WHAT THE JACKSON REPORT SAID 1: SANCTIONS: WHAT WAS SAID & WHAT HAS HAPPENED?

There are lots of events coming up dealing with the first anniversary of the Jackson reforms.  It would be an opportune time to look back at the Jackson Report itself to remind us what it said on certain key issues.

WHAT THE JACKSON REPORT SAID

In the Final Report  Jackson L.J.  recommended that CPR 3.9 be amended.  This part of the report is instructive. At 6.7 of the Final Report (p.397) he discusses the need for a change to CPR 3.9.

“Proposed rule change.

 I recommend that sub-paragraphs (a) to (i) of CPR rule 3.9 be repealed and replaced by: 

“(a) the requirement that litigation should be conducted efficiently and at

proportionate cost; and

(b) the interests of justice in the particular case.” 

This form of words does not preclude the court taking into account all of the matters listed in the current paragraphs (a) to (i). However, it simplifies the rule and avoids the need for judges to embark upon a lengthy recitation of factors. It also signals the change of balance which I am advocating.”

WHAT ACTUALLY HAPPENED

This form of wording was not adopted. Instead “the interests of justice in the particular case” was replaced with CPR 3.9 in its current form.

“3.9

(1) On an application for relief from any sanction imposed for a failure to comply with any rule, practice direction or court order, the court will consider all the circumstances of the case, so as to enable it to deal justly with the application, including the need –

(a) for litigation to be conducted efficiently and at proportionate cost; and

(b) to enforce compliance with rules, practice directions and orders.”

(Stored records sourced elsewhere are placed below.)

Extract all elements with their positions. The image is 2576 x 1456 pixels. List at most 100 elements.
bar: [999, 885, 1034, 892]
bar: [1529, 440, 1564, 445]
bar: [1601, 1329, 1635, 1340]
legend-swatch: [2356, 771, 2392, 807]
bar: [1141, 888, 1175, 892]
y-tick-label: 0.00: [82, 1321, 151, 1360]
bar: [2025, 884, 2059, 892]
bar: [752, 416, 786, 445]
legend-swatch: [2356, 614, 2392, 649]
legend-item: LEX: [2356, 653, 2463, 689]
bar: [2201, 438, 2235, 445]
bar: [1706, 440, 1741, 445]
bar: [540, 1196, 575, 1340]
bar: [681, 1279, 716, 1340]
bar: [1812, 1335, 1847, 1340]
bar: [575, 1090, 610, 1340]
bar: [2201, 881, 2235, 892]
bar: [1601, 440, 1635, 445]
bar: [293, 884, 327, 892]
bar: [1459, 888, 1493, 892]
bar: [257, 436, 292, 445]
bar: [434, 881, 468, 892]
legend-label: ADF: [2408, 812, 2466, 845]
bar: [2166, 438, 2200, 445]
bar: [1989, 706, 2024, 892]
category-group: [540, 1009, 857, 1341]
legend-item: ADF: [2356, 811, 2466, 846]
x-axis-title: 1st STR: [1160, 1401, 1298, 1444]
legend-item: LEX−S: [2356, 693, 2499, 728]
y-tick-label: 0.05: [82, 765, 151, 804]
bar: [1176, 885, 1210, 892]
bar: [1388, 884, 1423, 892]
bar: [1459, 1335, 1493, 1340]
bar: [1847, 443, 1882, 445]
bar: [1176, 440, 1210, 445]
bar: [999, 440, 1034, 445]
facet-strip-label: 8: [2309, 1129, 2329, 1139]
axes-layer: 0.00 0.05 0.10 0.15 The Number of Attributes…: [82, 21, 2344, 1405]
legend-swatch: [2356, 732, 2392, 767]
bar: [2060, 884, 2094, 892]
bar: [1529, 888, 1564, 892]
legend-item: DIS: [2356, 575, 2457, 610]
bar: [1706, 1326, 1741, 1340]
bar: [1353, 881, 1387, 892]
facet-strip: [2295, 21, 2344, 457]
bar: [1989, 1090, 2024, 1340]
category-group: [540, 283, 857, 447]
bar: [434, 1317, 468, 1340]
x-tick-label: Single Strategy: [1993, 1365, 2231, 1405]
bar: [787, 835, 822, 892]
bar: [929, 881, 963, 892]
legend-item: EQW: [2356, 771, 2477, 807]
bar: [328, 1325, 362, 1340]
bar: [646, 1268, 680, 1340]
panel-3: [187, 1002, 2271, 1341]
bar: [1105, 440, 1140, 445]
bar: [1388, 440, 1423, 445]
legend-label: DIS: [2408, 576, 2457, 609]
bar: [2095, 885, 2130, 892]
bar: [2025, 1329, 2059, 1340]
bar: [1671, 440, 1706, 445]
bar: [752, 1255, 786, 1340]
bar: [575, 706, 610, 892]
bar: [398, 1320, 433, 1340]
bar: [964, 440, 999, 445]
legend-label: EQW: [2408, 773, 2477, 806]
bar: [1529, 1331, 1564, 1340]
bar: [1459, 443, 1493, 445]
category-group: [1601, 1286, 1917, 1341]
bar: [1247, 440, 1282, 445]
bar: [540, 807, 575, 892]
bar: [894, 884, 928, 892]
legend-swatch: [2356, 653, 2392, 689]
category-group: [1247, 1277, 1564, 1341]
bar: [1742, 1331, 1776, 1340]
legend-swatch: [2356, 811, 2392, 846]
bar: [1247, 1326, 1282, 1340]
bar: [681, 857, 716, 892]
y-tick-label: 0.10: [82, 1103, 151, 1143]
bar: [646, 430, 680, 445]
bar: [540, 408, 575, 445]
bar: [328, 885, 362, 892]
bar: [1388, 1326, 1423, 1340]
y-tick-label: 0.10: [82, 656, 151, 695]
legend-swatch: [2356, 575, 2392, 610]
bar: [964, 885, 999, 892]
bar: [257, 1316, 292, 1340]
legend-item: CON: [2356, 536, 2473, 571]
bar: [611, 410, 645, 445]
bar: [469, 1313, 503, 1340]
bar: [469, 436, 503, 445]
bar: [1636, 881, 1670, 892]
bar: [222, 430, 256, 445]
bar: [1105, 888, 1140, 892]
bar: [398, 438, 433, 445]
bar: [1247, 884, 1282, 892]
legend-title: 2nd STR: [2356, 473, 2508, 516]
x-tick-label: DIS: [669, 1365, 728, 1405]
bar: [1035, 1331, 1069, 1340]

HOW THIS HAS BEEN CONSTRUED

This wording, with its reference to the court being enabled to “deal justly with the application” may not have been so bad.  However it was given a construction in the Mitchell case that meant the “justice of the case” itself almost became an irrelevance.

At paragraph 37  of the Mitchell judgment the two specific criteria mentioned were regarded as paramount.

  1. “We recognise that CPR 3.9 requires the court to consider “all the circumstances of the case, so as to enable it to deal justly with the application”. The reference to dealing with the application “justly” is a reference back to the definition of the “overriding objective”. This definition includes ensuring that the parties are on an equal footing and that a case is dealt with expeditiously and fairly as well as enforcing compliance with rules, practice directions and orders. The reference to “all the circumstances of the case” in CPR 3.9 might suggest that a broad approach should be adopted. We accept that regard should be had to all the circumstances of the case. That is what the rule says. But (subject to the guidance that we give below) the other circumstances should be given less weight than the two considerations which are specifically mentioned.”

WHAT HAVE BEEN THE RESULTS? SOME “RIDICULOUS” DECISIONS (NOT MY WORDS)

Litigation Futures carries a report of the Master of the Rolls’ remarks at the Civil Justice Council review of the first year of the reforms.

“Closing a Civil Justice Council event on Friday on the first year of the Jackson reforms, Lord Dyson said that despite the criticism leveled at the decision during the day, he remained “fairly unrepentant about what we said” in the ruling.

He argued that nobody had criticised the principle that relief should be granted if a breach is trivial or occurs for good reason – the problems had come in the application of this approach, and he said he had heard of some “ridiculous” decisions by district judges not granting relief.

While the Court of Appeal expected judges to be firm, “the guidance has to be applied in a sensible way”.

HAS THE AMENDMENT TO CPR 3.9 MET THE AIM OF SIMPLIFYING APPLICATIONS FOR RELIEF?

There are now a cluster of cases on their way to the Court of Appeal, and an application to the Supreme Court.    A blog post yesterday recounted how, on an application for relief from sanctions, the judge heard citations from seven cases. In comparison applying the criteria in the old CPR 3.9 was simplicity itself.